The benefits of such an inquiry are clear. It would not be an exercise primarily in apportioning blame, though identifying who took which decisions would come into it; it would be about learning lessons so that other local authorities and public bodies undertaking big infrastructure projects do not make the same mistakes.

The original plan was for trams to run from Edinburgh airport to the west of the city, past Haymarket, through the city centre and down through Leith to the waterfront at Newhaven, at a cost of £545m, to come into service in 2011. The reality is a much truncated network that stops at York Place, to the east end of Queen Street in the city centre, cost £776m and is only just opening now. Was the bitter conflict between the council's arm's-length Transport Initiative Edinburgh (TIE), and the contractors' consortium, avoidable; how well run was TIE; can anything be learned from the way the council's legal agreements with the contractors were drawn up; how effective was council oversight of the project; should the Scottish Government have offered more assistance with the project and taken a bigger role in overseeing it at an earlier stage; and are local authorities appropriate bodies to commission and oversee such huge infrastructure projects if they have no previous experience of doing so? These questions need to be answered.

The latest push for an inquiry, involving an online public campaign and petition, comes as it has emerged that Edinburgh City Council could consider legal action against TIE - a move which, if taken, could delay any public inquiry by years.

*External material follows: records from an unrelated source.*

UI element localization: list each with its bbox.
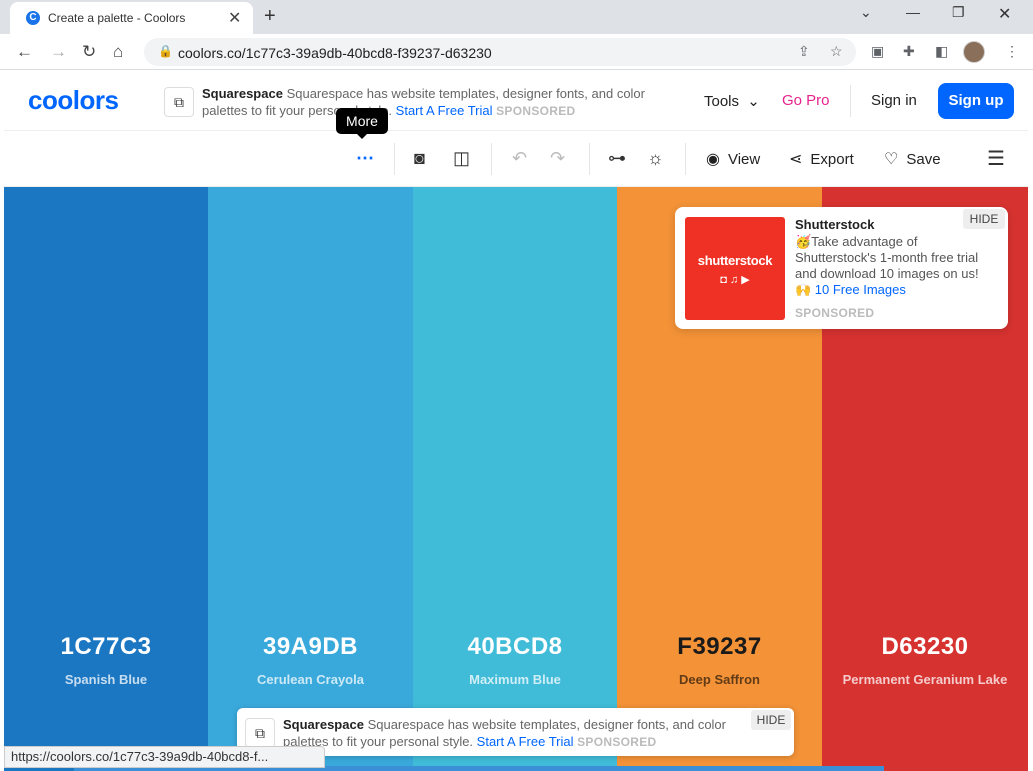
squarespace-logo-icon: ⧉	[164, 87, 194, 117]
reload-icon[interactable]: ↻	[82, 42, 96, 62]
sign-up-button[interactable]: Sign up	[938, 83, 1014, 119]
tab-close-icon[interactable]: ✕	[228, 8, 241, 28]
chevron-down-icon: ⌄	[747, 93, 760, 110]
swatch-color-name: Permanent Geranium Lake	[842, 672, 1008, 687]
browser-menu-icon[interactable]: ⋮	[1005, 43, 1019, 60]
view-button[interactable]: ◉ View	[706, 149, 760, 169]
shutterstock-ad[interactable]: shutterstock ◘ ♫ ▶ Shutterstock 🥳Take ad…	[675, 207, 1008, 329]
swatch-hex[interactable]: 1C77C3	[4, 633, 208, 661]
window-close-icon[interactable]: ✕	[998, 4, 1011, 24]
go-pro-link[interactable]: Go Pro	[782, 92, 830, 109]
camera-icon[interactable]: ◙	[414, 148, 425, 169]
shutterstock-image[interactable]: shutterstock ◘ ♫ ▶	[685, 217, 785, 320]
color-swatch[interactable]: 39A9DB Cerulean Crayola	[208, 187, 413, 771]
hide-ad-button[interactable]: HIDE	[751, 710, 791, 730]
ad-body: 🥳Take advantage of Shutterstock's 1-mont…	[795, 234, 979, 281]
tools-menu[interactable]: Tools ⌄	[704, 92, 760, 110]
share-nodes-icon: ⋖	[789, 151, 803, 168]
more-tooltip: More	[336, 108, 388, 139]
save-label: Save	[906, 151, 941, 168]
swatch-hex[interactable]: D63230	[822, 633, 1028, 661]
swatch-hex[interactable]: 39A9DB	[208, 633, 413, 661]
browser-tabbar: C Create a palette - Coolors ✕ + ⌄ — ❐ ✕	[0, 0, 1033, 34]
puzzle-extensions-icon[interactable]: ✚	[903, 43, 915, 60]
free-images-link[interactable]: 🙌 10 Free Images	[795, 282, 906, 298]
view-label: View	[727, 151, 761, 168]
ad-sponsored-label: SPONSORED	[795, 306, 875, 320]
bookmark-star-icon[interactable]: ☆	[830, 43, 843, 60]
swatch-color-name: Deep Saffron	[679, 672, 760, 687]
sign-in-link[interactable]: Sign in	[871, 92, 917, 109]
minimize-icon[interactable]: —	[906, 4, 920, 20]
ad-cta-link[interactable]: Start A Free Trial	[477, 734, 574, 749]
lock-icon[interactable]: 🔒	[158, 44, 173, 58]
export-label: Export	[810, 151, 854, 168]
back-icon[interactable]: ←	[16, 42, 33, 62]
redo-icon[interactable]: ↷	[550, 148, 565, 169]
ad-sponsored-label: SPONSORED	[496, 104, 576, 118]
eye-icon: ◉	[706, 151, 720, 168]
toolbar-divider	[394, 143, 395, 175]
header-ad-text: Squarespace Squarespace has website temp…	[202, 85, 654, 120]
palette-toolbar: ⋯ ◙ ◫ ↶ ↷ ⊶ ☼ ◉ View ⋖ Export ♡ Save ☰	[4, 131, 1028, 187]
address-bar[interactable]: 🔒 coolors.co/1c77c3-39a9db-40bcd8-f39237…	[144, 38, 856, 66]
new-tab-icon[interactable]: +	[264, 5, 276, 28]
tools-label: Tools	[704, 93, 740, 110]
restore-icon[interactable]: ❐	[952, 4, 965, 21]
undo-icon[interactable]: ↶	[512, 148, 527, 169]
swatch-color-name: Maximum Blue	[469, 672, 561, 687]
hamburger-menu-icon[interactable]: ☰	[987, 146, 1005, 171]
header-ad[interactable]: ⧉ Squarespace Squarespace has website te…	[164, 85, 654, 125]
ad-sponsored-label: SPONSORED	[577, 735, 657, 749]
toolbar-divider	[589, 143, 590, 175]
profile-avatar[interactable]	[963, 41, 985, 63]
sun-icon[interactable]: ☼	[647, 148, 664, 169]
browser-toolbar: ← → ↻ ⌂ 🔒 coolors.co/1c77c3-39a9db-40bcd…	[0, 34, 1033, 70]
more-icon[interactable]: ⋯	[356, 148, 374, 169]
ad-cta-link[interactable]: Start A Free Trial	[396, 103, 493, 118]
ad-title[interactable]: Shutterstock	[795, 217, 874, 232]
swatch-color-name: Spanish Blue	[64, 672, 148, 687]
extension-icon[interactable]: ▣	[871, 43, 884, 60]
toolbar-divider	[491, 143, 492, 175]
ad-brand: Squarespace	[202, 86, 283, 101]
screen: C Create a palette - Coolors ✕ + ⌄ — ❐ ✕…	[0, 0, 1033, 771]
home-icon[interactable]: ⌂	[113, 42, 123, 62]
media-type-icons: ◘ ♫ ▶	[720, 274, 750, 286]
share-icon[interactable]: ⇪	[798, 43, 810, 60]
save-button[interactable]: ♡ Save	[884, 149, 941, 169]
header-divider	[850, 85, 851, 117]
coolors-logo[interactable]: coolors	[28, 85, 119, 116]
swatch-hex[interactable]: F39237	[617, 633, 822, 661]
forward-icon[interactable]: →	[50, 42, 67, 62]
url-text[interactable]: coolors.co/1c77c3-39a9db-40bcd8-f39237-d…	[178, 45, 492, 61]
export-button[interactable]: ⋖ Export	[789, 149, 854, 169]
browser-tab[interactable]: C Create a palette - Coolors ✕	[10, 2, 253, 34]
squarespace-logo-icon: ⧉	[245, 718, 275, 748]
coolors-favicon-icon: C	[26, 11, 40, 25]
glasses-icon[interactable]: ⊶	[608, 148, 626, 169]
ad-brand: Squarespace	[283, 717, 364, 732]
color-swatch[interactable]: 40BCD8 Maximum Blue	[413, 187, 617, 771]
bottom-ad-text: Squarespace Squarespace has website temp…	[283, 716, 743, 751]
toolbar-divider	[685, 143, 686, 175]
swatch-hex[interactable]: 40BCD8	[413, 633, 617, 661]
site-header: coolors ⧉ Squarespace Squarespace has we…	[4, 71, 1028, 131]
hide-ad-button[interactable]: HIDE	[963, 209, 1005, 229]
tab-search-icon[interactable]: ⌄	[860, 4, 872, 21]
side-panel-icon[interactable]: ◧	[935, 43, 948, 60]
layout-panel-icon[interactable]: ◫	[453, 148, 470, 169]
color-swatch[interactable]: 1C77C3 Spanish Blue	[4, 187, 208, 771]
heart-icon: ♡	[884, 151, 899, 168]
shutterstock-logo-text: shutterstock	[697, 253, 773, 268]
swatch-color-name: Cerulean Crayola	[257, 672, 364, 687]
link-status-bar: https://coolors.co/1c77c3-39a9db-40bcd8-…	[4, 746, 325, 768]
tab-title: Create a palette - Coolors	[48, 11, 186, 25]
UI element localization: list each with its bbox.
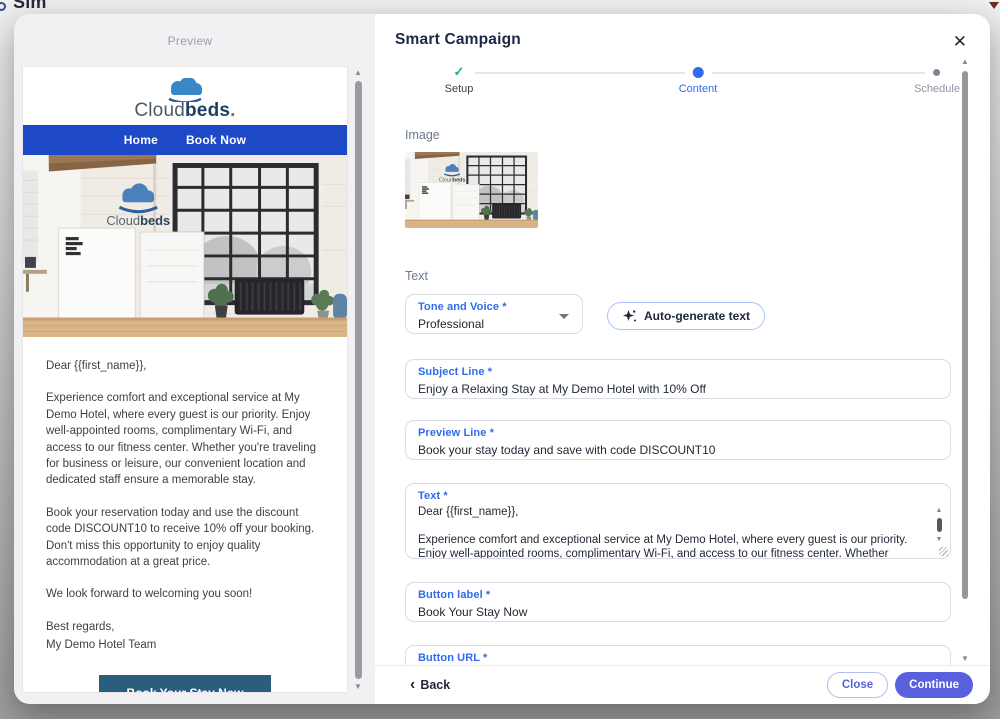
image-section-label: Image [405,128,440,142]
email-signature: Best regards, [46,619,324,635]
resize-grip[interactable] [939,547,948,556]
step-content[interactable]: Content [679,64,718,95]
email-hero-image [23,155,347,337]
nav-book-now-link[interactable]: Book Now [186,133,246,147]
scroll-up-icon[interactable]: ▲ [354,68,362,78]
step-setup[interactable]: ✓ Setup [445,64,474,95]
campaign-image-thumbnail[interactable] [405,152,538,228]
cloudbeds-logo: Cloudbeds. [23,67,347,125]
campaign-form-panel: Smart Campaign ✕ ✓ Setup Content Schedul… [375,14,990,704]
modal-footer: ‹ Back Close Continue [375,665,990,704]
button-label-field[interactable]: Button label * Book Your Stay Now [405,582,951,622]
scroll-down-icon[interactable]: ▼ [936,535,943,544]
email-signature-name: My Demo Hotel Team [46,637,324,653]
modal-title: Smart Campaign [395,31,521,49]
check-icon: ✓ [454,64,465,80]
preview-heading: Preview [14,34,366,48]
form-scrollbar[interactable]: ▲ ▼ [960,57,970,664]
email-preview-panel: Preview Cloudbeds. Home Book Now Dear {{… [14,14,375,704]
stepper: ✓ Setup Content Schedule [395,64,957,98]
email-preview-card: Cloudbeds. Home Book Now Dear {{first_na… [23,67,347,692]
stepper-line [475,72,685,74]
text-field-value: Dear {{first_name}}, Experience comfort … [418,505,938,559]
cloud-icon [163,78,207,102]
chevron-left-icon: ‹ [410,679,415,691]
back-button[interactable]: ‹ Back [410,678,450,692]
close-button[interactable]: Close [827,672,888,698]
form-scrollbar-thumb[interactable] [962,71,968,599]
textarea-scrollbar-thumb[interactable] [937,518,942,532]
preview-scrollbar-thumb[interactable] [355,81,362,679]
step-schedule[interactable]: Schedule [914,64,960,95]
background-ring-icon [0,2,6,11]
active-step-dot-icon [693,67,704,78]
preview-scrollbar[interactable]: ▲ ▼ [352,68,364,692]
text-section-label: Text [405,269,428,283]
scroll-down-icon[interactable]: ▼ [961,654,969,664]
preview-line-field[interactable]: Preview Line * Book your stay today and … [405,420,951,460]
nav-home-link[interactable]: Home [124,133,158,147]
email-body: Dear {{first_name}}, Experience comfort … [23,337,347,654]
continue-button[interactable]: Continue [895,672,973,698]
cloudbeds-wordmark: Cloudbeds. [134,102,235,120]
close-icon[interactable]: ✕ [953,33,967,50]
text-field[interactable]: Text * Dear {{first_name}}, Experience c… [405,483,951,559]
chevron-down-icon [559,314,569,319]
stepper-line [712,72,925,74]
tone-voice-select[interactable]: Tone and Voice * Professional [405,294,583,334]
background-page-title: Sim [13,0,47,13]
email-paragraph: Dear {{first_name}}, [46,358,324,374]
scroll-up-icon[interactable]: ▲ [936,506,943,515]
email-navbar: Home Book Now [23,125,347,155]
auto-generate-button[interactable]: Auto-generate text [607,302,765,330]
email-cta-button[interactable]: Book Your Stay Now [99,675,271,692]
sparkle-icon [622,309,637,324]
todo-step-dot-icon [934,69,941,76]
email-paragraph: We look forward to welcoming you soon! [46,586,324,602]
subject-line-field[interactable]: Subject Line * Enjoy a Relaxing Stay at … [405,359,951,399]
scroll-down-icon[interactable]: ▼ [354,682,362,692]
email-paragraph: Book your reservation today and use the … [46,505,324,571]
scroll-up-icon[interactable]: ▲ [961,57,969,67]
smart-campaign-modal: Preview Cloudbeds. Home Book Now Dear {{… [14,14,990,704]
corner-marker-icon [989,2,999,9]
textarea-scrollbar[interactable]: ▲ ▼ [933,506,945,544]
email-paragraph: Experience comfort and exceptional servi… [46,390,324,488]
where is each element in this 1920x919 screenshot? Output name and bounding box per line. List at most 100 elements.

The Scottish Government is supportive of an inquiry, even though few of the players involved, whether councillors, council officials, contractors, Government ministers or officials, are likely to emerge from it smelling of roses.

Whether ministers will maintain their backing for an inquiry in the face of protracted further delay is another question. But the prospect that this embarrassing mess could pass by in a fug of confusion, claim and counter-claim, without any clear picture emerging of what went wrong, is depressing. Public infrastructure projects will always be subject to delays and overspends if efforts are not made to make them more efficient, a process that has to begin with learning the lessons of past failures.